Day by day like that, all through the silent watches of the darkened world, that gentle handmaiden laid her sacrifice upon the altar of her duty, without a murmur, without one bitter word. It was her youth she laid there; it was her girlhood and her bloom of womanhood, her first, her very last young years – sparkle of eyes, rose and fulness of maiden cheeks, the golden moments of that flower-time when Love goes choosing, playtime's silvery laughter and blithe, untrammelled song.
"'Titia," he said to her, "there's no poem – 'alf so beaut'ful – 's your love, m' dear."
The words were a crown to her. He set it on her bowed head with his trembling fingers.
"Soft – brown 'air," he murmured. He could not see how the gray was coming there.
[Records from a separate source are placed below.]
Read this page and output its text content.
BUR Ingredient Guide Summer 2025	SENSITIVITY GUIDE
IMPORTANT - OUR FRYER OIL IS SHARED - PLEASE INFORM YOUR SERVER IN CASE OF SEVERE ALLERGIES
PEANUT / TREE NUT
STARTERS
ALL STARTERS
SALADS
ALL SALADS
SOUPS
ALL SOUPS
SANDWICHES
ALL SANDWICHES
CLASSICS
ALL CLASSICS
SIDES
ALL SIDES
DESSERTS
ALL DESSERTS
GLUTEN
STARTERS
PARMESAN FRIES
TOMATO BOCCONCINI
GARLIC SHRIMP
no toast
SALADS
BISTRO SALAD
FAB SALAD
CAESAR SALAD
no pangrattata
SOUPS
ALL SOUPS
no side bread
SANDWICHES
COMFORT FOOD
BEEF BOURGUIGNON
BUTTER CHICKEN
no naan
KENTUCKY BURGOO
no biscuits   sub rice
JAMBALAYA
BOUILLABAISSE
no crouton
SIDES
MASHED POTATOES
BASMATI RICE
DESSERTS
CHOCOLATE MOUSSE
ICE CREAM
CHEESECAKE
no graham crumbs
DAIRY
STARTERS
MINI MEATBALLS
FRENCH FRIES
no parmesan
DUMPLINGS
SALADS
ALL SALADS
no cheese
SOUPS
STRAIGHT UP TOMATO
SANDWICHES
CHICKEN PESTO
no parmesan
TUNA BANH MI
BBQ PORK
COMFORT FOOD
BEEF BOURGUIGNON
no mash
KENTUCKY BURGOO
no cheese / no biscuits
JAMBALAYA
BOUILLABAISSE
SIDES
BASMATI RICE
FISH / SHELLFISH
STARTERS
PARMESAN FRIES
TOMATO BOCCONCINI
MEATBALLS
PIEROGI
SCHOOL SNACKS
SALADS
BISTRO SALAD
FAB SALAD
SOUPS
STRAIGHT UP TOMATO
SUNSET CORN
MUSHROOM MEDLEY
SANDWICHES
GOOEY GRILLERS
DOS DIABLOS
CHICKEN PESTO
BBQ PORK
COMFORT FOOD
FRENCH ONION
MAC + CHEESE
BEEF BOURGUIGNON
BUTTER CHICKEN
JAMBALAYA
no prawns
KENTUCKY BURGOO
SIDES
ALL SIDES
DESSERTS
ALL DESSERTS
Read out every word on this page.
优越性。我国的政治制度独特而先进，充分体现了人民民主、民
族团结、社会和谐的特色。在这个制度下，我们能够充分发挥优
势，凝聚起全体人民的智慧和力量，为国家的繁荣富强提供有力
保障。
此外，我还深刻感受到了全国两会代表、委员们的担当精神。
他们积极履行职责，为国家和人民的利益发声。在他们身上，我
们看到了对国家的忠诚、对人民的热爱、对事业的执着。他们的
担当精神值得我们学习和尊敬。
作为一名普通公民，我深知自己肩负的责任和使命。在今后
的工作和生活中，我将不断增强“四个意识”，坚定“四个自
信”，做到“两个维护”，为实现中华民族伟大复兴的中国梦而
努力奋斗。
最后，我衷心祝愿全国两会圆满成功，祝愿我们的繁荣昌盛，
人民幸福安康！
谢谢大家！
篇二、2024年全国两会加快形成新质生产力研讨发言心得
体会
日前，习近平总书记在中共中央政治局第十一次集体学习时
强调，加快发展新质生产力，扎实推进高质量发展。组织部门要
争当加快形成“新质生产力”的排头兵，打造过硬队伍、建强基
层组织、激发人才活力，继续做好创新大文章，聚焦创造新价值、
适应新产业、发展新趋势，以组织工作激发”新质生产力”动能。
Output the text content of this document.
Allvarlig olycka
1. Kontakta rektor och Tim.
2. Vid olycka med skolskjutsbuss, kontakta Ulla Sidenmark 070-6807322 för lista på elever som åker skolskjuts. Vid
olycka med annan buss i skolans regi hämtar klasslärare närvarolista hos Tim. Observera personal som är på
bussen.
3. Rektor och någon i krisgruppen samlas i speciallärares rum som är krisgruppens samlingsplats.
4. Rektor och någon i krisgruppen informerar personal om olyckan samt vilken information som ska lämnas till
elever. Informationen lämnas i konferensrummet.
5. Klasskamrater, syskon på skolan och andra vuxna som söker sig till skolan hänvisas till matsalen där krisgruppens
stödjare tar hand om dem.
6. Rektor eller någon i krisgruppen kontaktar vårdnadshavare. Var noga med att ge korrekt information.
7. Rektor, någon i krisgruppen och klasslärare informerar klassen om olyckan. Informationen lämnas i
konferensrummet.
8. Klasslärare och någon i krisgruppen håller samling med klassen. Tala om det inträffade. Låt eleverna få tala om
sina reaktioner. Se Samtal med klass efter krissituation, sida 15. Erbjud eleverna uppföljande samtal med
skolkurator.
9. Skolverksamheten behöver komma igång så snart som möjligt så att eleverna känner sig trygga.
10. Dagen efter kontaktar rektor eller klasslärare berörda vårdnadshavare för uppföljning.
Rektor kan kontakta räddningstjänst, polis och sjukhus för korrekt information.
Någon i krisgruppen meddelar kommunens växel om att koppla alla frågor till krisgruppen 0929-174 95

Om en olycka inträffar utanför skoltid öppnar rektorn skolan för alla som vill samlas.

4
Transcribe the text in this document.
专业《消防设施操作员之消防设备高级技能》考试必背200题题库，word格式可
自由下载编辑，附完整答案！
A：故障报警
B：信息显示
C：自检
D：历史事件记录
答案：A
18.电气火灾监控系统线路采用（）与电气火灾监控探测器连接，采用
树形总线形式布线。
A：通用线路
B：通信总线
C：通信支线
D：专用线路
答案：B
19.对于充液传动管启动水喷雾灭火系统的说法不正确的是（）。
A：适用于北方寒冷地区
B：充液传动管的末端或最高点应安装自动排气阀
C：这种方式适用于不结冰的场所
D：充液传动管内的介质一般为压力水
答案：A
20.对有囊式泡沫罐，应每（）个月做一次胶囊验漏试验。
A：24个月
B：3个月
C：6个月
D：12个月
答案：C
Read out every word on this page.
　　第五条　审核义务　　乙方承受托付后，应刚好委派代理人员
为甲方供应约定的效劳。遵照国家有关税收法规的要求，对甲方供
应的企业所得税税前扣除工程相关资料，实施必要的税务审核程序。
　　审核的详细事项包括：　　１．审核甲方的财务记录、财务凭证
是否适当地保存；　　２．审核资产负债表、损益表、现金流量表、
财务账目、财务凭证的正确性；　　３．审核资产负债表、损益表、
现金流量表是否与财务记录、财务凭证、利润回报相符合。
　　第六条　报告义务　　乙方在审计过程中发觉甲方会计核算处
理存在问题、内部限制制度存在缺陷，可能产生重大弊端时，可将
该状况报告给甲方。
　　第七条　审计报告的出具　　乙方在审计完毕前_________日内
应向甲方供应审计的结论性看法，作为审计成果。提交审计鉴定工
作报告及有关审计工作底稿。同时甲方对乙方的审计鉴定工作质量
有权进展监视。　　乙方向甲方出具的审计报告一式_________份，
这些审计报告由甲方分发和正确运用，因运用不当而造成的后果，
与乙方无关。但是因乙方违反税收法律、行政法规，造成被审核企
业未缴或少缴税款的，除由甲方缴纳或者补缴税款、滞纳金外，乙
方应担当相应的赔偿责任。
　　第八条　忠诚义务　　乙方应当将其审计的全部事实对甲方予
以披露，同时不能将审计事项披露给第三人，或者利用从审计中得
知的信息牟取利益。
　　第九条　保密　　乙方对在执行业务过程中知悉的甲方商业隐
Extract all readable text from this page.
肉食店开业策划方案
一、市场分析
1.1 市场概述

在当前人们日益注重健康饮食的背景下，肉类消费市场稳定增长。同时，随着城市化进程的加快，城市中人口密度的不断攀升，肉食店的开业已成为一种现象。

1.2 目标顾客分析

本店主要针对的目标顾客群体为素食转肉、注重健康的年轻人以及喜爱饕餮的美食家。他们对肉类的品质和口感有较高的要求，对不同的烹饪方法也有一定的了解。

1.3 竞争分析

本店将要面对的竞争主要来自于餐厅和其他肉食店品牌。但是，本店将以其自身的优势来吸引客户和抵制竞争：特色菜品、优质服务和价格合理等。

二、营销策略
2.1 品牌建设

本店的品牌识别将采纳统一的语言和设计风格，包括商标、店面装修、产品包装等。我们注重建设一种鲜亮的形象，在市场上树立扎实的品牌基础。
Spring came, scenting his room with apple blooms; summer, filling it with orient airs – but he was gone.
VI
COUSIN DOVE
Up in the attic of the Primrose house one day, I was helping Letitia with those family treasures which were too antiquated for future usage, but far too precious with memories to cast out utterly – discarded laces, broken fans, pencilled school-books, dolls and toys that had been Letitia's, the very cradle in which she had been rocked by the mother she could not remember, even the little home-made pieced and quilted coverlet they had tucked about her while she slept. She folded it, and I laid it carefully in a wooden box.